The surgeons can sometimes find difficulty in performing a THR in patients with AVNFH because of previous surgery with altered hip biomechanics, presence of hardware, screw tracks, scar, fibrosis around the hip, and bone grafts, may evoke potential problems. 

There are, however, several studies that have reported that the medium term results of THR are not affected by previous surgery in AVNFH [113-116].

Helbig et al [117] reported no complications or component loosening, at a mean followup of 54 months in the series of 15 hips, that were converted to THR following previous CD. 

Kawasaki et al [118] in a study of 15 failed trans-trochanteric rotational osteotomies that were converted to THR, reported no significant differences in implant survivorship, compared with a matching group of 16 primary THRs at a mean followup of 5 years.

Ball et al [119] compared 21 failed hip resurfacings that were converted to a standard THR, with 64 standard THRs in patients with AVNFH and they found no differences in aseptic loosening, dislocations, HHS or other complications between the two groups.

Issa et al [120] evaluated the outcome in 87 patients who had 92 THRs, who had failed prior hip preserving surgery including 35 hips that had previous resurfacing, 9 hips that had a hemi-resurfacing, 29 hips that had a nonvascularized bone-grafting, and 19 that had a CD. These patients were compared with 121 hips in 105 osteonecrosis patients who underwent THR and had no prior surgery. At a mean followup of 75 months, they found no significant differences in survivorship, clinical, and radiological outcomes among the 2 groups.

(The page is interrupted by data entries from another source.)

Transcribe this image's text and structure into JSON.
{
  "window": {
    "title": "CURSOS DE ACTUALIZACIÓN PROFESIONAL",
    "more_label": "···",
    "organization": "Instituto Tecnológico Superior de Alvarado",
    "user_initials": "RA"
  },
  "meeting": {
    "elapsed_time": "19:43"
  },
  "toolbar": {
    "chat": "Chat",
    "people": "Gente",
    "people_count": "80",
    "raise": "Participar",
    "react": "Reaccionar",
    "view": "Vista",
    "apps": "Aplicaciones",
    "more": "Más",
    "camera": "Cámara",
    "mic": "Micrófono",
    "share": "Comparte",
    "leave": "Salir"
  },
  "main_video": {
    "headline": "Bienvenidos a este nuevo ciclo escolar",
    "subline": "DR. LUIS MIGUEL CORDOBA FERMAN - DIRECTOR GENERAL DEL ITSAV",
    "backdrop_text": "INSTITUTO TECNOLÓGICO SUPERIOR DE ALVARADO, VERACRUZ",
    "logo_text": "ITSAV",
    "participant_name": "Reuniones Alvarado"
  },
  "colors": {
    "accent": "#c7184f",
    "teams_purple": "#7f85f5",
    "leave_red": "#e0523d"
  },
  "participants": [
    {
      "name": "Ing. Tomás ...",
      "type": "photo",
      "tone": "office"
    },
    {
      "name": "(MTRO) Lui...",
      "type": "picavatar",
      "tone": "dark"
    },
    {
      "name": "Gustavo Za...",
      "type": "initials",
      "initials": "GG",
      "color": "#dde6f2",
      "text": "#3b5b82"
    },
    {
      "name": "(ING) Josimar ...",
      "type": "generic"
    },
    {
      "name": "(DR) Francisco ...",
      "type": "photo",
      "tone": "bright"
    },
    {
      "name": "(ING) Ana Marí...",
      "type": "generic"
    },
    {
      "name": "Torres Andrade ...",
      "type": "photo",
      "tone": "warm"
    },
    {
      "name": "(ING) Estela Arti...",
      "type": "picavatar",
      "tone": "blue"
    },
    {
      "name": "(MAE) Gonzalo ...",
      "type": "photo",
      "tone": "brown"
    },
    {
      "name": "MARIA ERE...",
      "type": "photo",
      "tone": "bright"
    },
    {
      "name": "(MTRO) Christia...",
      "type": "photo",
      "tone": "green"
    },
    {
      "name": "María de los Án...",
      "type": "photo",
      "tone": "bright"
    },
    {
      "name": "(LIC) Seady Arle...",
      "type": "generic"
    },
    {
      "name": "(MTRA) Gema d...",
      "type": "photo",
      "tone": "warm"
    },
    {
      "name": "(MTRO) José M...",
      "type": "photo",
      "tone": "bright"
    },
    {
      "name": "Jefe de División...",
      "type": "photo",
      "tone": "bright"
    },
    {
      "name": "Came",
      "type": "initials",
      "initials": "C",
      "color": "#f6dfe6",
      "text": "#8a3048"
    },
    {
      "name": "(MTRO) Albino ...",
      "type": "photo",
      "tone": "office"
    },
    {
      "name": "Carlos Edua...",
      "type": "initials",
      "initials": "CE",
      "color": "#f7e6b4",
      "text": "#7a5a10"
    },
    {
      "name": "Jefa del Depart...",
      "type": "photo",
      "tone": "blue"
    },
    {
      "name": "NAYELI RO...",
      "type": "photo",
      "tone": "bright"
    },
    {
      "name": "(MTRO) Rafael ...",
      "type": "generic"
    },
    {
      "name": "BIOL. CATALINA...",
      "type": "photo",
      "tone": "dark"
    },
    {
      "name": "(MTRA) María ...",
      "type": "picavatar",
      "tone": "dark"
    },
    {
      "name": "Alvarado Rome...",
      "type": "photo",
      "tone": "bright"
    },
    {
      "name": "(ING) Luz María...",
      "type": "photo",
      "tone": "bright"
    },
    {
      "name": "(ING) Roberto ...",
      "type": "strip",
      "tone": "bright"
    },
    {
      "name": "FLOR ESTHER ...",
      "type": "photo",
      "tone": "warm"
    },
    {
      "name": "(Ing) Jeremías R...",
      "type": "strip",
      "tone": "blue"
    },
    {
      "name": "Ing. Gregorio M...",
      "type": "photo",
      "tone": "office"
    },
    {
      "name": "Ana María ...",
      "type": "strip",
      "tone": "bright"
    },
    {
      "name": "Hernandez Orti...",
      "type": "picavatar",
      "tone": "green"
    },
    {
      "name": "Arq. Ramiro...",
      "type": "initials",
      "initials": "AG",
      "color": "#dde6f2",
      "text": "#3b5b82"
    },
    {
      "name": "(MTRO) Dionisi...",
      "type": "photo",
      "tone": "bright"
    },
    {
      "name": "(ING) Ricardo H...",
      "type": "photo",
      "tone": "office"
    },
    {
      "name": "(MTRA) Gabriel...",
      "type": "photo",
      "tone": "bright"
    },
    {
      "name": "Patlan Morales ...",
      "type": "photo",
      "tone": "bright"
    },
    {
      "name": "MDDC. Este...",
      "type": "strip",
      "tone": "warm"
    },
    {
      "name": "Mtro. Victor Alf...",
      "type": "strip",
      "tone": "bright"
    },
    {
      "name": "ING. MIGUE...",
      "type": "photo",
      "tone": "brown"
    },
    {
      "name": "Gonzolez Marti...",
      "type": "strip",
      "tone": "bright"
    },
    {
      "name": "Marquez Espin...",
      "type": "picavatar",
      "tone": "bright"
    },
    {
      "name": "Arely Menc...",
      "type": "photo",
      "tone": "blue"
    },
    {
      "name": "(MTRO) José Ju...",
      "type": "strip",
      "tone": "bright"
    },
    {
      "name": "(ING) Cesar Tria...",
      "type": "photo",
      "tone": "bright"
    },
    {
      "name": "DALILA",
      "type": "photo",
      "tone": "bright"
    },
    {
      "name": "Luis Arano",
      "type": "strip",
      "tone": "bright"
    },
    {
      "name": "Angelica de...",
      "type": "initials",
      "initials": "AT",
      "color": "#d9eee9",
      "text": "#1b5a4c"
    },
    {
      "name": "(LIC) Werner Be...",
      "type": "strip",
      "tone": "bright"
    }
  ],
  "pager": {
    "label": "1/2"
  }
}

Even in patients with sickle cell disease, Gaucher disease, end-stage kidney failure and/or posttransplantation, the outcomes of THR have improved over time [121,122]. 

Issa et al [123] evaluated 42 THRs for osteonecrosis in 32 sickle cell patients with a mean age of 37 years compared with 102 THRs in 87 non sickle cell osteonecrosis patients with a mean age of 43 years. At a mean followup of 7 years (3-10.5), they found no significant differences in aseptic implant survivorship, HHS, and SF-36 physical or mental component scores between the two patient cohorts.

Chang et al [124] evaluated 74 hips in 52 patients who underwent THR for AVNFH after kidney transplantation with cementless THRs. They found a 96.6% cumulative implant survivorship at a mean followup of 10.2 years. This is comparable with survivorship due to other causes for THR. 

The outcomes of THR even in high-risk patients are improving, potentially

due to improved medical and surgical management, as well as due to the use of modern prosthetic designs, such as cementless acetabular and femoral fixation.


Hip arthrodesis

In some patients with AVNFH, an arthrodesis of the hip may be indicated. It may be indicated in very young individuals who are not suitable for THR especially those in a labor-intensive occupation. In patients with hip infection following surgical procedures for AVNFH, a hip arthrodesis may also be indicated.


Conclusion

Symptomatic avascular necrosis of the femoral head is a disabling condition. The etiology and pathogenesis is poorly understood. There are several treatment options for AVN of the femoral head including nonoperative modalities, joint preserving procedures, and hip replacement. Non-operative or joint preserving treatment is suitable in patients when the diagnosis is made early before the lesion becomes too large and before the head collapse occurs. The presence of a crescent sign, femoral head flattening, and acetabular involvement indicates a more advanced-stage disease in which joint preserving options are not as effective. In such patients a joint replacement becomes necessary.

Occasionally an arthrodesis of the hip may be necessary.